Devoción de las olas Mónica Manrique de Lara Editorial Isla Negra / Crátera Editores Colección Josemilio González / Colección Atlántida Valencia, España-San Juan, Puerto Rico, 2020 |
EL VAIVÉN DEL SENTIR
Cuando amanece un itinerario poético, como el que abre Devoción de las olas, primera entrega de
Mónica Manrique de Lara (Granada, 1974), suele ir precedido de un goteo
sosegado de poemas en publicaciones digitales y revistas. Así ha sucedido con
el cauce lírico de esta granadina, licenciada en Traducción e Interpretación, y
docente en un instituto de Educación Secundaria y Bachillerato. En esos poemas
en el umbral llamaba la atención el epitelio confidencial de su escritura, su
fidelidad a la exploración sentimental del sujeto. La indagación relacional con
el otro se mostraba en aquellos textos como el núcleo temático más vehemente. En ese ámbito toma cuerpo la razón poética de Mónica Manrique de Lara de
la que Francisco Vaquero Sánchez, en su apunte de contracubierta, escribe:
“estamos ante un hermoso canto al amor, a la naturaleza, en la que “toda huella
es agua”, en palabras de su autora”. Sorprende la cita de inicio, cuya autoría
recupera a un poeta casi olvidado en el espacio lírico actual, Alfonso López
Gradolí: “Si digo el amor estas palabras / tienen algo de ola que termina, / un
suave golpe sobre la arena”. Desde ese cofrecillo generador del impulso amoroso
se expande un inventario temático, organizado en tres secciones de similar
extensión y perfil formal.
En el arranque, “El sendero”, se integra ”Prólogo”, un escueto preámbulo
que visualiza los trazos del hablante lírico desde la plenitud estética del
mar, claro referente simbólico que trasciende la realidad contingente: “Soy la lluvia mecida
en las olas / soy la arena que asciende del cieno / en la orilla que me borra,
soy la huella, / pescador, caminante o sirena”. El estar cadencioso del verso
amplía la presencia del yo con una amalgama de imágenes de saludable empuje
sensorial. Cada amanecida concede continuidad al afán promisorio del deseo, que adquiere en su
renacida dimensión un sentido inmediato y profundo. Pero la plenitud es
espejismo y la elocuente búsqueda del otro se va llenando de lejanía e
incertidumbre, en el que la noche intuye el áspero silencio del fracaso. No
hubo mediodía en la búsqueda y aquella fuerte luz del comienzo poco a poco
declina, como fruto en la rama que no encuentra manos para la cosecha. El tiempo
auroral de la infancia se hace lejano paraíso inalcanzable en el enjambre de
caminos que propicia la existencia. Sobre el horizonte se hace firme visión la
fría silueta del invierno, una alternancia de claros y sombras.
El apartado central, “Las manos” conecta su avance a una cita de
apertura del poeta y editor Carlos Roberto Gómez Beras: “Una botella va por los
mares del sueño”. Alguien lanza un mensaje a la deriva azul del tiempo para que
otra identidad preserve la luz encendida del anhelo, esa necesaria vocación de
alas que encarna el vértigo libre de una
gaviota en el aire.
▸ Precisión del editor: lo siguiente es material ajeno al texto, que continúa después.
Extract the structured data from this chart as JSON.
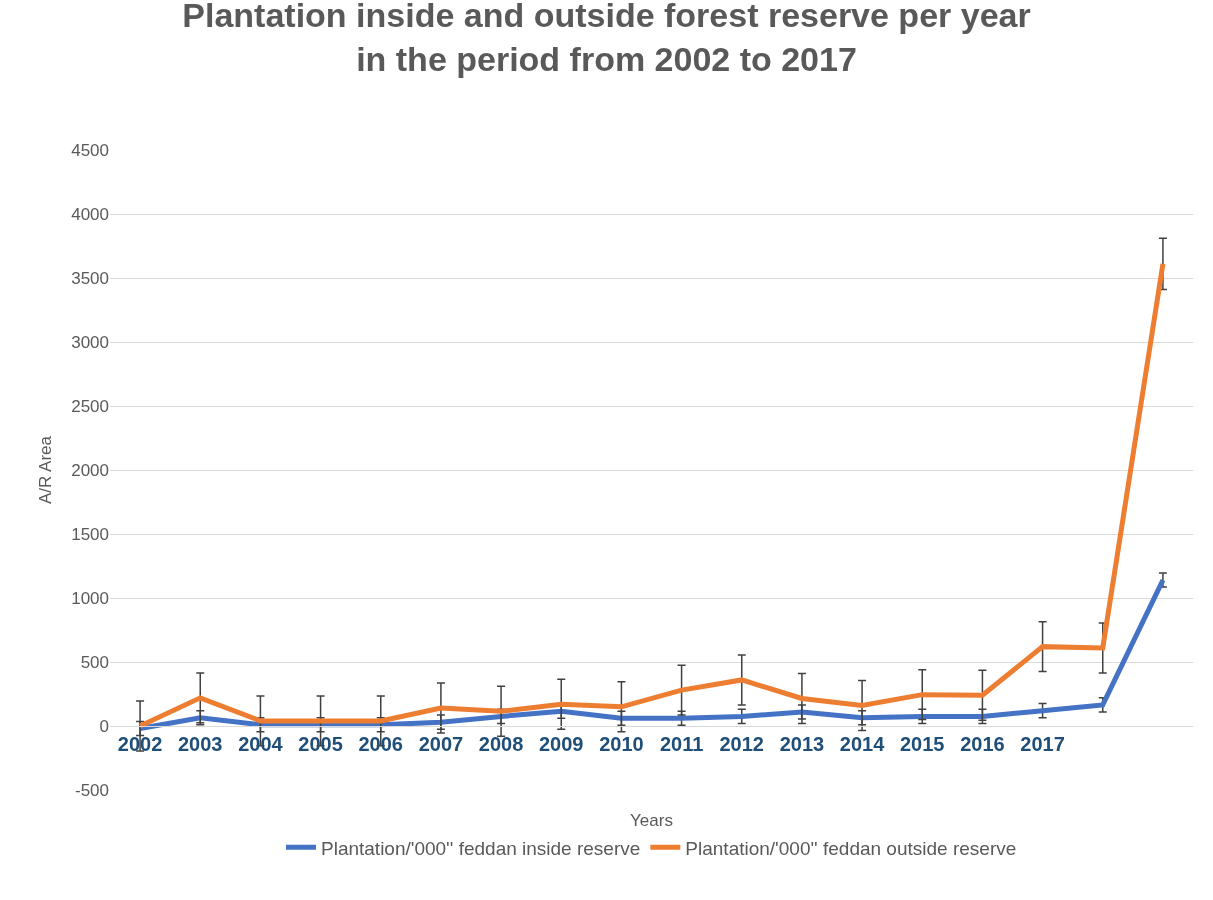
{
  "chart_data": {
    "type": "line",
    "title": "Plantation inside and outside forest reserve per year\nin the period from 2002 to 2017",
    "xlabel": "Years",
    "ylabel": "A/R Area",
    "categories": [
      "2002",
      "2003",
      "2004",
      "2005",
      "2006",
      "2007",
      "2008",
      "2009",
      "2010",
      "2011",
      "2012",
      "2013",
      "2014",
      "2015",
      "2016",
      "2017",
      null,
      null
    ],
    "series": [
      {
        "name": "Plantation/'000'' feddan inside reserve",
        "color": "#4472c4",
        "values": [
          -20,
          65,
          10,
          10,
          10,
          30,
          75,
          115,
          60,
          60,
          75,
          110,
          65,
          75,
          75,
          120,
          165,
          1140
        ],
        "errors": [
          55,
          55,
          55,
          55,
          55,
          55,
          55,
          55,
          55,
          55,
          55,
          55,
          55,
          55,
          55,
          55,
          55,
          55
        ]
      },
      {
        "name": "Plantation/'000'' feddan outside reserve",
        "color": "#ed7d31",
        "values": [
          0,
          220,
          40,
          40,
          40,
          140,
          115,
          170,
          150,
          280,
          360,
          215,
          160,
          245,
          240,
          620,
          610,
          3610
        ],
        "errors": [
          195,
          195,
          195,
          195,
          195,
          195,
          195,
          195,
          195,
          195,
          195,
          195,
          195,
          195,
          195,
          195,
          195,
          200
        ]
      }
    ],
    "ylim": [
      -500,
      4500
    ],
    "yticks": [
      -500,
      0,
      500,
      1000,
      1500,
      2000,
      2500,
      3000,
      3500,
      4000,
      4500
    ],
    "grid": "y",
    "legend": "bottom",
    "marker": "none",
    "line_style": "solid"
  }
}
El afán de seguir en la búsqueda recuerda al pájaro que
busca la rama para hacer sitio al nido y al retorno. El tiempo es una estela
que requiere la imbricación del pensamiento, esa tarea cognitiva que muestra al
yo frente al laberinto de sus incertidumbres.
El
imaginario de Clara Janés abre las composiciones de “El fondo del agua”. Crece en
el cuerpo la necesidad de la luz frente
al desamparo. El amor no se apacigua, su afán golpea la memoria, dejando la
necesidad de la rememoración en permanente vigilia: “creí que me agarrabas y
era el viento, / vuelvo a encontrarte en el espejo de un arroyo, / de la
maleza, esta última imagen nacida del cieno, / ahora ya eres el cantar de mis desvelos,
/ eterna fuente de versos y sueños”. La ausencia se fortalece en el tiempo,
pero el pensamiento sigue intacto en la vigilia buscando algún indicio de ese
roce vital que libera de la soledad y el silencio. Ese estar en vela se hace
razón y destino, un largo sueño que pone entre las manos un destello de sol
frente al vacío.
Devoción de las olas inaugura
el discurrir poético de Mónica Manrique de Lara. Nos deja una escritura repleta
de imágenes en las que se refleja esa línea de costa del yo sentimental. El
poema contiene un espejo de agua azul, sal y espuma; pero también un
protagonista lírico al que acecha la condición de náufrago en su viaje a la
luz. Pero mantiene, con clara voluntad, el paso sostenido hacia algún sueño,
ese rumor de olas de un mar imaginario.